Introduction

Environmental analysis is a part of SWOT analysis. SWOT is’ acronym of strengths, weaknesses, opportunities, and threats. While opportunities and threats are external to an organization, strengths and weaknesses are internal to the organization. The analyses of these are as follows:

  • Opportunity: An opportunity is a favorable condition in the organization’s environment which enables it to strengthen its position.
  • Threat: A threat is an unfavorable condition in the organization’s environment which causes a risk for, or damage to, the organization’s position.
  • Strength: Strength is an inherent capability of the organization which it can use to gain strategic advantage over its competitors.
  • Weakness: A weakness is an inherent limitation or constraint of the organization which creates strategic disadvantage to it.

Though SWOT analysis should be taken as an integrated process in strategic management, here, it has been broken into two parts because the types of information required and techniques adopted in both these parts are quite different. These parts are environmental analysis for identifying opportunities and threats and organizational analysis for identifying strengths and weaknesses.

Concept of Environmental Analysis: Environmental analysis, also known as environmental scanning or appraisal, is the process through which an organization monitors and comprehends various environmental factors and determines the opportunities and threats that are provided by these factors.

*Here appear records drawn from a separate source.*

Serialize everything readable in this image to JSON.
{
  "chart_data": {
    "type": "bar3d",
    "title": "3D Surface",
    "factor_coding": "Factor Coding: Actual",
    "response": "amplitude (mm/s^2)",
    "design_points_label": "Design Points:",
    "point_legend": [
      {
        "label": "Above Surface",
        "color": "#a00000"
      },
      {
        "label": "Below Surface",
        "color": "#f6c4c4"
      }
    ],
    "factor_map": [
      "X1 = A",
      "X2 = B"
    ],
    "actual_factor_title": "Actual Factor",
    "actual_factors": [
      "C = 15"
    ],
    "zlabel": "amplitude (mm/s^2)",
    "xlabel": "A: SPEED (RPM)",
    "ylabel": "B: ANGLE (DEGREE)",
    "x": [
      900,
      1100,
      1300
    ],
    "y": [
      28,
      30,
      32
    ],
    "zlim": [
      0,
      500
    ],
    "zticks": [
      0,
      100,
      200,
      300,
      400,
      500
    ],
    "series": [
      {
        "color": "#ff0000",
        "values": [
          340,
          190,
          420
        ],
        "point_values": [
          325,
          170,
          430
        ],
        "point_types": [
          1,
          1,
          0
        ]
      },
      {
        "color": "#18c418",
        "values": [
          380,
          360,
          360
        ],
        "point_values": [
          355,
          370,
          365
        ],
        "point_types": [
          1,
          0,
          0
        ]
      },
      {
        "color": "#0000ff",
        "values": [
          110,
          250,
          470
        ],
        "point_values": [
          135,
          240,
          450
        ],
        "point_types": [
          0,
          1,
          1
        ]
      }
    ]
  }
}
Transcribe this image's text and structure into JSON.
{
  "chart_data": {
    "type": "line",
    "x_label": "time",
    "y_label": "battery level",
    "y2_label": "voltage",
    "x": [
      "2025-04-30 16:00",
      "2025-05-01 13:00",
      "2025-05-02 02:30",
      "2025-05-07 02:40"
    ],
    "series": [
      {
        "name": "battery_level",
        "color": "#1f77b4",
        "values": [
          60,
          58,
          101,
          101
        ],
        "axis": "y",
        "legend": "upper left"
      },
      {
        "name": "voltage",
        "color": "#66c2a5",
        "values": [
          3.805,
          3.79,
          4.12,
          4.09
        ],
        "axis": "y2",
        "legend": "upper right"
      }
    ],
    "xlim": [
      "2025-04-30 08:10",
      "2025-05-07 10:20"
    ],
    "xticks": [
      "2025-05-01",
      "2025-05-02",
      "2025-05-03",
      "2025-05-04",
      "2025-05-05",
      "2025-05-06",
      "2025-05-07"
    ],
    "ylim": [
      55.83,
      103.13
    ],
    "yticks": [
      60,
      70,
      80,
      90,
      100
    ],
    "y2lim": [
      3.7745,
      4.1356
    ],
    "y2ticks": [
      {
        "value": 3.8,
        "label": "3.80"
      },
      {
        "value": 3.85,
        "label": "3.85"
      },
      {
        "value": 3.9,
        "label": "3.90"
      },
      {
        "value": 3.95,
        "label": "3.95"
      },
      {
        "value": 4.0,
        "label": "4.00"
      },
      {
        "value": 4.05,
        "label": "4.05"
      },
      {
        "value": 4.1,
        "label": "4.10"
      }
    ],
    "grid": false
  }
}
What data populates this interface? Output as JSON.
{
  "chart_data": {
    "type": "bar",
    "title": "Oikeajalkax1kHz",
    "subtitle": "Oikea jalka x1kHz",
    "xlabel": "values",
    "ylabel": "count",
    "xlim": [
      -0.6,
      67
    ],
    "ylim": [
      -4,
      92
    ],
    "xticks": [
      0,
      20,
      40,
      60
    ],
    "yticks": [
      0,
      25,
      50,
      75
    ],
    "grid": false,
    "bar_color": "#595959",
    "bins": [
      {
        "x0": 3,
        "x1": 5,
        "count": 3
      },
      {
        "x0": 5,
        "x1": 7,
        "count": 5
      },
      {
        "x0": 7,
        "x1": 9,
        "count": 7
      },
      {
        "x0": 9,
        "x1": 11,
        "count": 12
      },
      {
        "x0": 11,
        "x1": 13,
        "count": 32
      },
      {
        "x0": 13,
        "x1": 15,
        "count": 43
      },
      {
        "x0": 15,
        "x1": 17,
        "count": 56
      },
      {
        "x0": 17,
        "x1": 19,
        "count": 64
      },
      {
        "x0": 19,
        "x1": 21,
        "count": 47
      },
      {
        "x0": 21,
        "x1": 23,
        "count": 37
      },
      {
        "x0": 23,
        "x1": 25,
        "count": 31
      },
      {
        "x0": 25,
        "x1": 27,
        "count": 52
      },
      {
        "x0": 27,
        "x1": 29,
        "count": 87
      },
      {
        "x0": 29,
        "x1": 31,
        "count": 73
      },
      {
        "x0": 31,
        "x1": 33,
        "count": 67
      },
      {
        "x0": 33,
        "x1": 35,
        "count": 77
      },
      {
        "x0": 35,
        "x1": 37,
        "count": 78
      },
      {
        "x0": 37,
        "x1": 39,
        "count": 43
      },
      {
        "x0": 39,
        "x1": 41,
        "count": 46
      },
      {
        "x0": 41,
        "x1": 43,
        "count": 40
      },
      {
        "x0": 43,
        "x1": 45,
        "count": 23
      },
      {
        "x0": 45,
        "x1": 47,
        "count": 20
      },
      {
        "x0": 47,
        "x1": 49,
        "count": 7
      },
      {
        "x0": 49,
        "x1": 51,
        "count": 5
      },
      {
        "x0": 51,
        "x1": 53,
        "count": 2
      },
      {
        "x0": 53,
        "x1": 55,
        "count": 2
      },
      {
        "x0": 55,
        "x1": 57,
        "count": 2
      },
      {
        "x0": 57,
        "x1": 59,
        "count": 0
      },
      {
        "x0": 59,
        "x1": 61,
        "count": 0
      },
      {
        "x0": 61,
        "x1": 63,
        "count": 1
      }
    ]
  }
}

Thus, there are two aspects involved in environmental analysis:

  • Monitoring the environment, i.e. environmental search
  • Identifying opportunities and threats based on environmental monitoring

On the basis of the above concept, following features of environmental analysis may be identified:

  • Environmental analysis is a holistic exercise in which total view of environment is taken rather than viewing trends piecemeal. Though for environmental analysis, the environment is divided into different components to find out their nature, function, and relationship for searching opportunities and threats and determining where they come from, ultimately the analysis of these components is aggregated to have a total view of the environment. This is necessary because some elements of the environment may indicate opportunities while others may indicate threats.
  • Environmental analysis is a heuristic or exploratory process. While the monitoring aspect of the environment is concerned with present developments, a large, part of the process seeks to explore the unknown terrain, the dimensions of possible futures. Since futures are unknown, the analysis emphasizes on ‘what could happen and not necessarily what will happen.’ The emphasis must be on alternative futures, seeking clarification of the assumptions about the future, speculating I systematically about alternative outcomes, assessing probabilities, and drawing more rational conclusions.
  • Environmental analysis must be a continuous process rather than being an intermittent scanning system. In this process, there is continuous scanning of the environment to pick up the new signals or triggers in the overall pattern of developing trends. Detailed studies are undertaken to focus closely on the track of previously identified trends which have been analyzed and assessed and found to be of particular importance to the organization.